I didn’t go fishing, (because the idea of beating a fish over the head and eating it freaked me out) and opted to sit, drink beer, and read a book at a shady table. I had a nice conversation with a group of Austrians about Angels and Demons, the Dan Brown novel I was reading in preparation for my visit to Rome the following week. They hadn’t heard of the book, or of Dan Brown for that matter, but wanted to know everything and anything I could tell them about Canada. It was slightly difficult, as they spoke very little English, and I even less German, yet I tried my best to oblige. One man told me that he knew he would never see Canada in person. Another woman told me (through her husband, who was translating) that I was the first Canadian girl she had ever talked to. After the conversation ended, I felt both fortunate and humble. I am able to travel the world, and see many different places. Some people aren’t as lucky, and I shouldn’t take my travel experiences for granted.

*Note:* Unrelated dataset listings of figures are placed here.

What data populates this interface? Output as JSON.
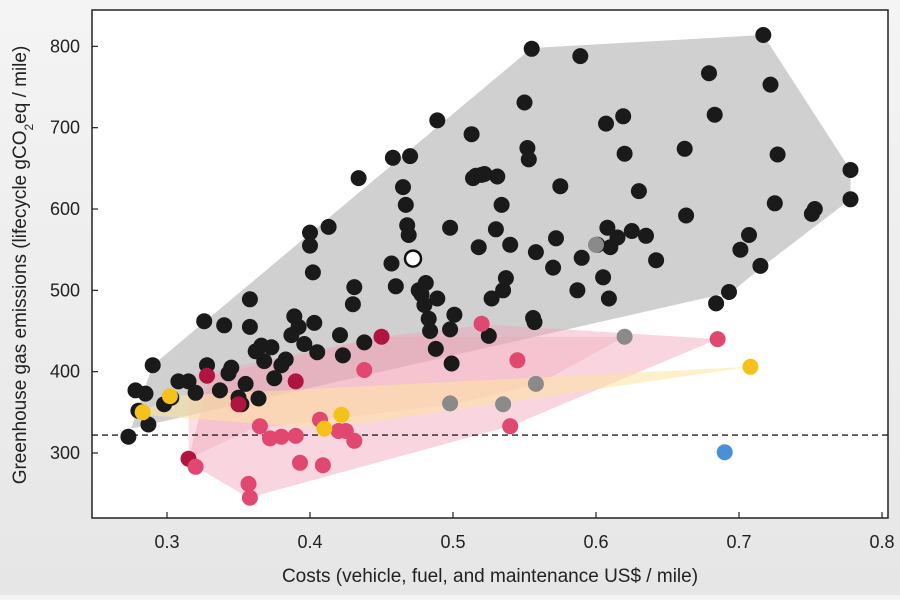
{
  "chart_data": {
    "type": "scatter",
    "title": "",
    "xlabel": "Costs (vehicle, fuel, and maintenance US$ / mile)",
    "ylabel_parts": [
      "Greenhouse gas emissions (lifecycle gCO",
      "2",
      "eq / mile)"
    ],
    "xlim": [
      0.25,
      0.8
    ],
    "ylim": [
      220,
      840
    ],
    "xticks": [
      0.3,
      0.4,
      0.5,
      0.6,
      0.7,
      0.8
    ],
    "xtick_labels": [
      "0.3",
      "0.4",
      "0.5",
      "0.6",
      "0.7",
      "0.8"
    ],
    "yticks": [
      300,
      400,
      500,
      600,
      700,
      800
    ],
    "ytick_labels": [
      "300",
      "400",
      "500",
      "600",
      "700",
      "800"
    ],
    "reference_line": {
      "y": 322,
      "style": "dashed"
    },
    "grid": false,
    "colors": {
      "black": "#1a1a1a",
      "gray": "#8a8a8a",
      "crimson": "#b0153f",
      "pink": "#e04870",
      "yellow": "#f5c21b",
      "blue": "#4a90d9",
      "hull_gray": "#a9a9a9",
      "hull_pink": "#f2a4b8",
      "hull_yellow": "#fde3a0"
    },
    "hulls": [
      {
        "color": "hull_gray",
        "opacity": 0.55,
        "points": [
          [
            0.273,
            320
          ],
          [
            0.29,
            408
          ],
          [
            0.555,
            798
          ],
          [
            0.717,
            814
          ],
          [
            0.778,
            648
          ],
          [
            0.778,
            612
          ],
          [
            0.717,
            530
          ],
          [
            0.695,
            498
          ],
          [
            0.275,
            330
          ]
        ]
      },
      {
        "color": "hull_pink",
        "opacity": 0.45,
        "points": [
          [
            0.315,
            293
          ],
          [
            0.33,
            395
          ],
          [
            0.45,
            443
          ],
          [
            0.525,
            458
          ],
          [
            0.685,
            440
          ],
          [
            0.54,
            333
          ],
          [
            0.357,
            245
          ],
          [
            0.32,
            283
          ]
        ]
      },
      {
        "color": "hull_pink",
        "opacity": 0.35,
        "points": [
          [
            0.315,
            293
          ],
          [
            0.315,
            395
          ],
          [
            0.45,
            443
          ],
          [
            0.62,
            443
          ],
          [
            0.56,
            385
          ],
          [
            0.5,
            360
          ],
          [
            0.36,
            330
          ]
        ]
      },
      {
        "color": "hull_yellow",
        "opacity": 0.55,
        "points": [
          [
            0.283,
            350
          ],
          [
            0.302,
            370
          ],
          [
            0.708,
            406
          ],
          [
            0.41,
            330
          ],
          [
            0.283,
            347
          ]
        ]
      }
    ],
    "series": [
      {
        "color": "black",
        "points": [
          [
            0.273,
            320
          ],
          [
            0.278,
            377
          ],
          [
            0.28,
            352
          ],
          [
            0.285,
            373
          ],
          [
            0.287,
            335
          ],
          [
            0.29,
            408
          ],
          [
            0.298,
            360
          ],
          [
            0.303,
            368
          ],
          [
            0.308,
            388
          ],
          [
            0.315,
            388
          ],
          [
            0.32,
            374
          ],
          [
            0.326,
            462
          ],
          [
            0.328,
            408
          ],
          [
            0.337,
            377
          ],
          [
            0.34,
            457
          ],
          [
            0.343,
            398
          ],
          [
            0.345,
            405
          ],
          [
            0.35,
            368
          ],
          [
            0.352,
            360
          ],
          [
            0.355,
            385
          ],
          [
            0.358,
            489
          ],
          [
            0.358,
            455
          ],
          [
            0.362,
            425
          ],
          [
            0.364,
            367
          ],
          [
            0.366,
            432
          ],
          [
            0.368,
            413
          ],
          [
            0.373,
            430
          ],
          [
            0.375,
            392
          ],
          [
            0.38,
            408
          ],
          [
            0.383,
            415
          ],
          [
            0.387,
            445
          ],
          [
            0.389,
            468
          ],
          [
            0.392,
            455
          ],
          [
            0.396,
            434
          ],
          [
            0.4,
            555
          ],
          [
            0.4,
            571
          ],
          [
            0.402,
            522
          ],
          [
            0.403,
            460
          ],
          [
            0.405,
            424
          ],
          [
            0.413,
            578
          ],
          [
            0.421,
            445
          ],
          [
            0.423,
            420
          ],
          [
            0.43,
            483
          ],
          [
            0.431,
            504
          ],
          [
            0.434,
            638
          ],
          [
            0.438,
            436
          ],
          [
            0.457,
            533
          ],
          [
            0.458,
            663
          ],
          [
            0.46,
            505
          ],
          [
            0.465,
            627
          ],
          [
            0.467,
            605
          ],
          [
            0.468,
            580
          ],
          [
            0.469,
            568
          ],
          [
            0.47,
            665
          ],
          [
            0.476,
            500
          ],
          [
            0.478,
            495
          ],
          [
            0.48,
            482
          ],
          [
            0.481,
            509
          ],
          [
            0.483,
            465
          ],
          [
            0.484,
            450
          ],
          [
            0.488,
            428
          ],
          [
            0.489,
            490
          ],
          [
            0.489,
            709
          ],
          [
            0.498,
            577
          ],
          [
            0.498,
            452
          ],
          [
            0.499,
            410
          ],
          [
            0.501,
            470
          ],
          [
            0.513,
            692
          ],
          [
            0.514,
            638
          ],
          [
            0.516,
            641
          ],
          [
            0.518,
            553
          ],
          [
            0.52,
            642
          ],
          [
            0.522,
            643
          ],
          [
            0.525,
            444
          ],
          [
            0.527,
            490
          ],
          [
            0.53,
            575
          ],
          [
            0.531,
            640
          ],
          [
            0.534,
            605
          ],
          [
            0.535,
            500
          ],
          [
            0.537,
            515
          ],
          [
            0.54,
            556
          ],
          [
            0.55,
            731
          ],
          [
            0.552,
            675
          ],
          [
            0.553,
            661
          ],
          [
            0.555,
            797
          ],
          [
            0.556,
            466
          ],
          [
            0.557,
            461
          ],
          [
            0.558,
            547
          ],
          [
            0.57,
            528
          ],
          [
            0.572,
            564
          ],
          [
            0.575,
            628
          ],
          [
            0.587,
            500
          ],
          [
            0.589,
            788
          ],
          [
            0.59,
            540
          ],
          [
            0.601,
            556
          ],
          [
            0.605,
            516
          ],
          [
            0.607,
            705
          ],
          [
            0.608,
            577
          ],
          [
            0.609,
            490
          ],
          [
            0.61,
            553
          ],
          [
            0.615,
            565
          ],
          [
            0.619,
            714
          ],
          [
            0.62,
            668
          ],
          [
            0.625,
            573
          ],
          [
            0.63,
            622
          ],
          [
            0.635,
            567
          ],
          [
            0.642,
            537
          ],
          [
            0.662,
            674
          ],
          [
            0.663,
            592
          ],
          [
            0.679,
            767
          ],
          [
            0.683,
            716
          ],
          [
            0.684,
            484
          ],
          [
            0.693,
            498
          ],
          [
            0.701,
            550
          ],
          [
            0.707,
            568
          ],
          [
            0.715,
            530
          ],
          [
            0.717,
            814
          ],
          [
            0.722,
            753
          ],
          [
            0.725,
            607
          ],
          [
            0.727,
            667
          ],
          [
            0.751,
            594
          ],
          [
            0.753,
            600
          ],
          [
            0.778,
            648
          ],
          [
            0.778,
            612
          ]
        ]
      },
      {
        "color": "gray",
        "points": [
          [
            0.498,
            361
          ],
          [
            0.535,
            360
          ],
          [
            0.558,
            385
          ],
          [
            0.6,
            556
          ],
          [
            0.62,
            443
          ]
        ]
      },
      {
        "color": "crimson",
        "points": [
          [
            0.315,
            293
          ],
          [
            0.328,
            395
          ],
          [
            0.35,
            360
          ],
          [
            0.39,
            388
          ],
          [
            0.45,
            443
          ]
        ]
      },
      {
        "color": "pink",
        "points": [
          [
            0.32,
            283
          ],
          [
            0.357,
            262
          ],
          [
            0.358,
            245
          ],
          [
            0.365,
            333
          ],
          [
            0.372,
            318
          ],
          [
            0.38,
            320
          ],
          [
            0.39,
            321
          ],
          [
            0.393,
            288
          ],
          [
            0.407,
            341
          ],
          [
            0.409,
            285
          ],
          [
            0.42,
            327
          ],
          [
            0.425,
            327
          ],
          [
            0.431,
            315
          ],
          [
            0.438,
            402
          ],
          [
            0.52,
            459
          ],
          [
            0.54,
            333
          ],
          [
            0.545,
            414
          ],
          [
            0.685,
            440
          ]
        ]
      },
      {
        "color": "yellow",
        "points": [
          [
            0.283,
            350
          ],
          [
            0.302,
            370
          ],
          [
            0.41,
            330
          ],
          [
            0.422,
            347
          ],
          [
            0.708,
            406
          ]
        ]
      },
      {
        "color": "blue",
        "points": [
          [
            0.69,
            301
          ]
        ]
      },
      {
        "color": "white",
        "points": [
          [
            0.472,
            539
          ]
        ]
      }
    ]
  }
}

Austria was a brief stopover, but it was definitely memorable. On my next trip to Europe, I plan to spend more time there. I would love to visit the cities, especially Vienna. BUT, you couldn’t PAY ME to go on another 25 km bike ride. Never, ever again.
I've been to Austria as well. Mozart + beer + dancing horses = awesome!
ReplyDeleteHahaha!! Dancing horses? It sounds like there's a good story behind that one! I realized one day that people are probably sick of hearing me talk about Europe, and the best way to share is by posting on my blog! How long ago were you in Austria, and where did you stay? I loved it!
ReplyDeleteThe tears were literally running down my face as I read about your brother hammering a fish over the head - and I could actually picture him doing this while screaming at the fish! I think I would have joined you in the shade with a book adn a beer.